Purpose of the flight and payload description

The SuperTIGER instrument was developed to accurately measure the abundances of ultra-heavy, trans-iron Galactic Cosmic Ray nuclei. This instrument is an enlarged and higher resolution version of the earlier TIGER instrument that was flown over Antarctica twice in early 2000's.

SuperTIGER was designed for simple assembly, easy launch, and used no consumables. SuperTIGER has the largest geometric acceptance readily achievable for an instrument meeting the weight limits for flight on a standard stratospheric balloon. The full instrument weight was 1770 kg. SuperTIGER incorporated a detector suite selected for excellent charge resolution of ultra-heavy galactic cosmic-ray (UHGCR) nuclei, minimal nuclear interactions, minimum weight, and large geometric acceptance. The techniques used to measure charge and energy were identical to those employed by TIGER, but the implementation has been improved.

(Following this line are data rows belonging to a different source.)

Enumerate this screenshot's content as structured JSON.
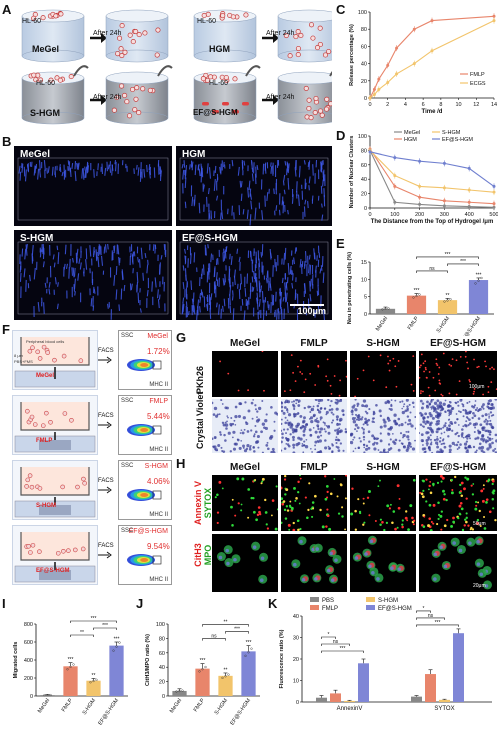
{
  "panels": {
    "A": {
      "label": "A",
      "cylinders": [
        {
          "top_label": "HL-60",
          "body_label": "MeGel",
          "after": "After 24h"
        },
        {
          "top_label": "HL-60",
          "body_label": "HGM",
          "after": "After 24h"
        },
        {
          "top_label": "HL-60",
          "body_label": "S-HGM",
          "after": "After 24h"
        },
        {
          "top_label": "HL-60",
          "body_label": "EF@S-HGM",
          "after": "After 24h"
        }
      ]
    },
    "B": {
      "label": "B",
      "images": [
        {
          "title": "MeGel"
        },
        {
          "title": "HGM"
        },
        {
          "title": "S-HGM"
        },
        {
          "title": "EF@S-HGM"
        }
      ],
      "scale": "100μm"
    },
    "F": {
      "label": "F",
      "top_scheme_labels": [
        "Peripheral blood cells",
        "8 μm",
        "PBS+FMS"
      ],
      "rows": [
        {
          "group": "MeGel",
          "percent": "1.72%",
          "facs": "FACS"
        },
        {
          "group": "FMLP",
          "percent": "5.44%",
          "facs": "FACS"
        },
        {
          "group": "S-HGM",
          "percent": "4.06%",
          "facs": "FACS"
        },
        {
          "group": "EF@S-HGM",
          "percent": "9.54%",
          "facs": "FACS"
        }
      ],
      "axis_y": "SSC",
      "axis_x": "MHC II"
    },
    "G": {
      "label": "G",
      "columns": [
        "MeGel",
        "FMLP",
        "S-HGM",
        "EF@S-HGM"
      ],
      "rows": [
        "PKh26",
        "Crystal Violet"
      ],
      "scale": "100μm"
    },
    "H": {
      "label": "H",
      "columns": [
        "MeGel",
        "FMLP",
        "S-HGM",
        "EF@S-HGM"
      ],
      "row1_a": "Annexin V",
      "row1_b": "SYTOX",
      "row2_a": "CitH3",
      "row2_b": "MPO",
      "scale1": "50μm",
      "scale2": "20μm"
    }
  },
  "chart_data": [
    {
      "panel": "C",
      "type": "line",
      "xlabel": "Time /d",
      "ylabel": "Release percentage (%)",
      "xlim": [
        0,
        14
      ],
      "ylim": [
        0,
        100
      ],
      "xticks": [
        0,
        2,
        4,
        6,
        8,
        10,
        12,
        14
      ],
      "yticks": [
        0,
        20,
        40,
        60,
        80,
        100
      ],
      "series": [
        {
          "name": "FMLP",
          "color": "#e8856b",
          "x": [
            0,
            0.5,
            1,
            2,
            3,
            5,
            7,
            14
          ],
          "y": [
            0,
            10,
            22,
            38,
            58,
            80,
            90,
            95
          ]
        },
        {
          "name": "ECGS",
          "color": "#f2c46b",
          "x": [
            0,
            0.5,
            1,
            2,
            3,
            5,
            7,
            14
          ],
          "y": [
            0,
            4,
            10,
            18,
            28,
            40,
            55,
            90
          ]
        }
      ]
    },
    {
      "panel": "D",
      "type": "line",
      "xlabel": "The Distance from the Top of Hydrogel /μm",
      "ylabel": "Number of Nuclear Clusters",
      "xlim": [
        0,
        500
      ],
      "ylim": [
        0,
        100
      ],
      "xticks": [
        0,
        100,
        200,
        300,
        400,
        500
      ],
      "yticks": [
        0,
        20,
        40,
        60,
        80,
        100
      ],
      "series": [
        {
          "name": "MeGel",
          "color": "#888888",
          "x": [
            0,
            100,
            200,
            300,
            400,
            500
          ],
          "y": [
            80,
            8,
            5,
            3,
            2,
            1
          ]
        },
        {
          "name": "HGM",
          "color": "#e8856b",
          "x": [
            0,
            100,
            200,
            300,
            400,
            500
          ],
          "y": [
            82,
            30,
            15,
            10,
            8,
            6
          ]
        },
        {
          "name": "S-HGM",
          "color": "#f2c46b",
          "x": [
            0,
            100,
            200,
            300,
            400,
            500
          ],
          "y": [
            80,
            45,
            30,
            28,
            25,
            22
          ]
        },
        {
          "name": "EF@S-HGM",
          "color": "#6f7fcf",
          "x": [
            0,
            100,
            200,
            300,
            400,
            500
          ],
          "y": [
            78,
            70,
            65,
            62,
            55,
            30
          ]
        }
      ]
    },
    {
      "panel": "E",
      "type": "bar",
      "ylabel": "Neu in penetrating cells (%)",
      "categories": [
        "MeGel",
        "FMLP",
        "S-HGM",
        "EF@S-HGM"
      ],
      "values": [
        1.5,
        5.3,
        4.0,
        9.8
      ],
      "errors": [
        0.5,
        0.6,
        0.5,
        0.6
      ],
      "colors": [
        "#888888",
        "#e8856b",
        "#f2c46b",
        "#7f86d6"
      ],
      "ylim": [
        0,
        15
      ],
      "yticks": [
        0,
        5,
        10,
        15
      ],
      "sig_above": [
        "",
        "***",
        "**",
        "***"
      ],
      "brackets": [
        {
          "from": 1,
          "to": 3,
          "label": "***"
        },
        {
          "from": 2,
          "to": 3,
          "label": "***"
        },
        {
          "from": 1,
          "to": 2,
          "label": "ns"
        }
      ]
    },
    {
      "panel": "I",
      "type": "bar",
      "ylabel": "Migrated cells",
      "categories": [
        "MeGel",
        "FMLP",
        "S-HGM",
        "EF@S-HGM"
      ],
      "values": [
        10,
        330,
        170,
        560
      ],
      "errors": [
        5,
        40,
        25,
        40
      ],
      "colors": [
        "#888888",
        "#e8856b",
        "#f2c46b",
        "#7f86d6"
      ],
      "ylim": [
        0,
        800
      ],
      "yticks": [
        0,
        200,
        400,
        600,
        800
      ],
      "sig_above": [
        "",
        "***",
        "**",
        "***"
      ],
      "brackets": [
        {
          "from": 1,
          "to": 3,
          "label": "***"
        },
        {
          "from": 2,
          "to": 3,
          "label": "***"
        },
        {
          "from": 1,
          "to": 2,
          "label": "**"
        }
      ]
    },
    {
      "panel": "J",
      "type": "bar",
      "ylabel": "CitH3/MPO ratio (%)",
      "categories": [
        "MeGel",
        "FMLP",
        "S-HGM",
        "EF@S-HGM"
      ],
      "values": [
        7,
        38,
        28,
        62
      ],
      "errors": [
        3,
        7,
        4,
        8
      ],
      "colors": [
        "#888888",
        "#e8856b",
        "#f2c46b",
        "#7f86d6"
      ],
      "ylim": [
        0,
        100
      ],
      "yticks": [
        0,
        20,
        40,
        60,
        80,
        100
      ],
      "sig_above": [
        "",
        "***",
        "**",
        "***"
      ],
      "brackets": [
        {
          "from": 1,
          "to": 3,
          "label": "**"
        },
        {
          "from": 2,
          "to": 3,
          "label": "***"
        },
        {
          "from": 1,
          "to": 2,
          "label": "ns"
        }
      ]
    },
    {
      "panel": "K",
      "type": "bar",
      "ylabel": "Fluorescence ratio (%)",
      "groups": [
        "AnnexinV",
        "SYTOX"
      ],
      "ylim": [
        0,
        40
      ],
      "yticks": [
        0,
        10,
        20,
        30,
        40
      ],
      "series": [
        {
          "name": "PBS",
          "color": "#888888",
          "values": [
            2,
            2.5
          ],
          "errors": [
            1,
            0.5
          ]
        },
        {
          "name": "FMLP",
          "color": "#e8856b",
          "values": [
            4,
            13
          ],
          "errors": [
            1.5,
            2
          ]
        },
        {
          "name": "S-HGM",
          "color": "#f2c46b",
          "values": [
            0.5,
            1
          ],
          "errors": [
            0.3,
            0.3
          ]
        },
        {
          "name": "EF@S-HGM",
          "color": "#7f86d6",
          "values": [
            18,
            32
          ],
          "errors": [
            2,
            2
          ]
        }
      ],
      "brackets": [
        {
          "group": 0,
          "from": 0,
          "to": 3,
          "label": "***"
        },
        {
          "group": 0,
          "from": 0,
          "to": 2,
          "label": "ns"
        },
        {
          "group": 0,
          "from": 0,
          "to": 1,
          "label": "*"
        },
        {
          "group": 1,
          "from": 0,
          "to": 3,
          "label": "***"
        },
        {
          "group": 1,
          "from": 0,
          "to": 2,
          "label": "ns"
        },
        {
          "group": 1,
          "from": 0,
          "to": 1,
          "label": "*"
        }
      ]
    }
  ]
}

SuperTIGER (as did TIGER) used plastic scintillators, acrylic Cherenkov counters, and silica-aerogel Cherenkov counters to determine the element species and kinetic energy of incident particles. Scintillating optical fiber hodoscopes at the top and bottom of the detector stack measured the trajectories of particles transiting the instrument for angle corrections and mapping.

For SuperTIGER the scintillator and Cherenkov detector enclosures were floored with an ultra-low-density foam/aluminum-foil composite developed at NASA GSFC, which was also used to support the hodoscope. The tops of the scintillator, Cherenkov, and hodoscope enclosures were made of thin Al foil.

To improve detector performance and add redundancy for enhanced reliability, SuperTIGER was divided into two completely independent modules, as shown in the figure above. Each module can be mechanically disassembled to a half-module subsystem to enable recovery with any available aircraft in Antarctica.

Video footage of the launch

Details of the balloon flight

Balloon launched on: 12/19/2018 at 12:36 utc
Launch site: Williams Field, McMurdo Station, Antarctica  
Balloon launched by: Columbia Scientific Balloon Facility (CSBF)
Balloon manufacturer/size/composition: Zero Pressure Balloon Raven Aerostar - W39.57 (39.500.000 cuft)
Flight identification number: 694N
End of flight (L for landing time, W for last contact, otherwise termination time): 12/19/2018 at 19:17 utc (L)
Balloon flight duration (F: time at float only, otherwise total flight time in d:days / h:hours or m:minutes - ): 6 h 41 m
Landing site: 280 km al NNW of McMurdo Station, Antarctica

The balloon was launched by dynamic method from the Long Duration Balloon (LDB) site near McMurdo Station, Antarctica on December 19, 2018 at 12:36 utc. The balloon reached a peak altitude of 79,300 ft before it began to descend, and the flight had to be terminated after just over six hours aloft. The payload landed at 19:17 utc approximately 150 miles from McMurdo Station at 75.80 S and 161.68 E. Satellite imagery of the site revealed that it was in a crevasse field, but a Twin Otter reconnaissance flight showed none in the immediate vicinity. A subsequent site survey by a team flown in by helicopter with ground penetrating radar was able to flag a safe zone including helicopter landing sites. The SuperTIGER-2 payload was recovered in two days with two Bell 212 helicopters followed by one day with a Basler plane, which involved transferring the payload to a safe fixed wing landing site roughly two miles away in three helicopter sling loads. After return to the LDB site the instrument modules were reassembled, rewired and tested prior to being shipped. The instrument was found to be in overall good condition, with all testable electronics channels working, and minimal mechanical damage.